Expect Everything to Change
As we approach 2025, one question dominates: What will change? In the age of generative AI, the answer is simple—everything.
ChatBots Take Over. The rapid sophistication and scalability of AI chatbots will fundamentally change the way business users interact with data and tools. Gone are the days when users need to understand how to query or analyze data using SQL, a BI tool, or even a machine learning tool (as Elliott Cordo maintains). The interface of choice will be a chatbot, which has escaped the bounds of text and can now read structured data, giving users the ability to ask analytical questions in natural language and get an accurate answer. James Serra concludes that this will usher in an era of AI-powered decision-making.
But other experts warn that generative AI carries considerable risk. Some risks are intrinsic to AI, others are created by the data that feeds genAI models, and others result from how organizations implement AI chatbots. Dave Wells predicts companies will spend more effort evaluating data bias in 2025, while Matthew Arellano believes organizations will implement AI gateways to prevent divergent views of “chat truth.” Allen Wishman thinks we shouldn’t get too attached to LLMs since neuro-symbolic models might replace them, and Henrik Strandberg believes 100% of job screening interviews will be conducted via conversational bots.
ChatGPT’s Prediction. To get the inside scoop on generative AI, we went right to the source: we asked ChatGPT for a 2025 prediction. It responded with something quite novel: 2025 will see “the rise of data responsibility platforms (DRPs) designed to measure, monitor, and ensure responsible data usage alongside traditional analytics.” I couldn’t find reference to DRPs on Google, meaning ChatGPT did what any experienced industry analyst does and defined a new category of technology based on current trends. (Of course, cynics will say that either ChatGPT hallucinated or industry analysts always hallucinate and call it a job!) Either way, this former industry analyst is glad he’s now a full-time consultant!
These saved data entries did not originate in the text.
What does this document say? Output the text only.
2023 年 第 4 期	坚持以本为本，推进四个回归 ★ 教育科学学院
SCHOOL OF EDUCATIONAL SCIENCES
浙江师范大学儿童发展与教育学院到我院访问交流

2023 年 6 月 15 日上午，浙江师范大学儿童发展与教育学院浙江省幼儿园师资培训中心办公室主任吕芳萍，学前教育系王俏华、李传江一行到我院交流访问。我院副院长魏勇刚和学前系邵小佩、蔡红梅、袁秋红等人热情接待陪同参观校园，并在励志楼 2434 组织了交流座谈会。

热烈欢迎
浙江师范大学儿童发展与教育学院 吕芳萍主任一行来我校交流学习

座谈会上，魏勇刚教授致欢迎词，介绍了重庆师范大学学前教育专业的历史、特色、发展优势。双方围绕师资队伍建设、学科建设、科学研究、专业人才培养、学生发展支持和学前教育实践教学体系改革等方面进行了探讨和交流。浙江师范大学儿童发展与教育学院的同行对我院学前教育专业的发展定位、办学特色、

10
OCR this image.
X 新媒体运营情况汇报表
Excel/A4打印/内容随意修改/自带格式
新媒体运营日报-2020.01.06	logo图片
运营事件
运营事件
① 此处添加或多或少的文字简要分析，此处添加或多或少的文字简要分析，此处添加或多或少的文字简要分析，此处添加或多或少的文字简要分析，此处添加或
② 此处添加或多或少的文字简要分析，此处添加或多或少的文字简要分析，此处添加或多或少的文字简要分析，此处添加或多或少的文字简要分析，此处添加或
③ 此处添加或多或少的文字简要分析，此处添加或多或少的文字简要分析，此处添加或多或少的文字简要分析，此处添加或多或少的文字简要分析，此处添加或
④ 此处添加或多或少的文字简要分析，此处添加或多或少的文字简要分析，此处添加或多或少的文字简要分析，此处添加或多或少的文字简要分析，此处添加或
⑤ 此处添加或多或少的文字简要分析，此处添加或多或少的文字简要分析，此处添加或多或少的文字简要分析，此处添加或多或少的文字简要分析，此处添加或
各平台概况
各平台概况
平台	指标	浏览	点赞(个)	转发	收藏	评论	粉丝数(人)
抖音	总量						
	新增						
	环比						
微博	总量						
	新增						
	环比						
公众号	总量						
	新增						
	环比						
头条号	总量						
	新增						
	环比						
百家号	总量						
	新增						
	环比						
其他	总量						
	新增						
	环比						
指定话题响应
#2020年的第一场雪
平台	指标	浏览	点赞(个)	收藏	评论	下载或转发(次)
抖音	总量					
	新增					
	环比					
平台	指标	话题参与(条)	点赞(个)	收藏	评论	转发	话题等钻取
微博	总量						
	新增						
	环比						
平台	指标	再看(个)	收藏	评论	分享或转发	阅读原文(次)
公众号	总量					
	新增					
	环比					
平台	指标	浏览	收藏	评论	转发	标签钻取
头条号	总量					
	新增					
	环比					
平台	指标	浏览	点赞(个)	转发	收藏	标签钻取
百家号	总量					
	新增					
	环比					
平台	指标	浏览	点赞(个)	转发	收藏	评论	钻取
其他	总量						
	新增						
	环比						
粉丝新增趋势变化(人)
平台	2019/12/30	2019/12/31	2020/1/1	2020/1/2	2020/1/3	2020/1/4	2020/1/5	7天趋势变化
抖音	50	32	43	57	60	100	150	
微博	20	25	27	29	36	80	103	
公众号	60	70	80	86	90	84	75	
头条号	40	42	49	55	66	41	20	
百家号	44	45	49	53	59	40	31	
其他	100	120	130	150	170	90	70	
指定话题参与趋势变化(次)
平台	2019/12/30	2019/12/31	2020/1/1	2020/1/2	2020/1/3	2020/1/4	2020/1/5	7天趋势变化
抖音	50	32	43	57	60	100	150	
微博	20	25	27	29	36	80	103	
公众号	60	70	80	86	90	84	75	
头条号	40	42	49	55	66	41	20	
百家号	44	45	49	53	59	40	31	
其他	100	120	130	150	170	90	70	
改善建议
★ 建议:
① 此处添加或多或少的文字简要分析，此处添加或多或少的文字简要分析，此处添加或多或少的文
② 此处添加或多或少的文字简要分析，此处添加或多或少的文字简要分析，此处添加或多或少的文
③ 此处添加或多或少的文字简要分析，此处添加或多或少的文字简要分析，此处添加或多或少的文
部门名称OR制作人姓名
Or maybe Dave Wells is a chatbot since his prediction mirrors ChatGPT’s prediction. (Sorry Dave!)
Non-GenAI Predictions. Believe it or not, there is more to the future than GenAI. Michael Hejtmanek believes data governance will embrace both data protection and data enablement; Sean Hewitt believes quantum computing poses serious risks to data privacy and security; Elliott Cordo thinks data contracts will become a standard element in data pipelines; Gordon Wong believes semantic layers will become a standard repository for business rules; and yours truly believes data catalogs will become a standard component of data stacks.
We’d love to hear your predictions for 2025 and your reactions to ours!
Generative AI Predictions
From Rows to Riches: How Generative AI Will Dominate Structured Data in 2025
By James Serra, Data and AI Solutions Architect, Microsoft
Generative AI, once a tool confined to unstructured text like emails and documents, is poised to transform how we engage with structured data in 2025. Advancements in AI capabilities now enable seamless interaction with relational databases, spreadsheets, and CSV files—unlocking insights that were once buried under layers of complexity. With tools like ChatGPT, Microsoft Copilot, and Fabric AI Skills, businesses will shift from rigid query-based systems to conversational interfaces, extracting actionable insights with unprecedented ease and speed. By identifying patterns, generating predictions, and driving smarter decisions, generative AI is rewriting the rules of structured data analytics. As the technology matures, traditional data analysis workflows may become relics of the past, replaced by a new era of dynamic, AI-powered decision-making. In 2025, the convergence of AI and structured data won’t just enhance efficiency—it will redefine how organizations think, plan, and innovate.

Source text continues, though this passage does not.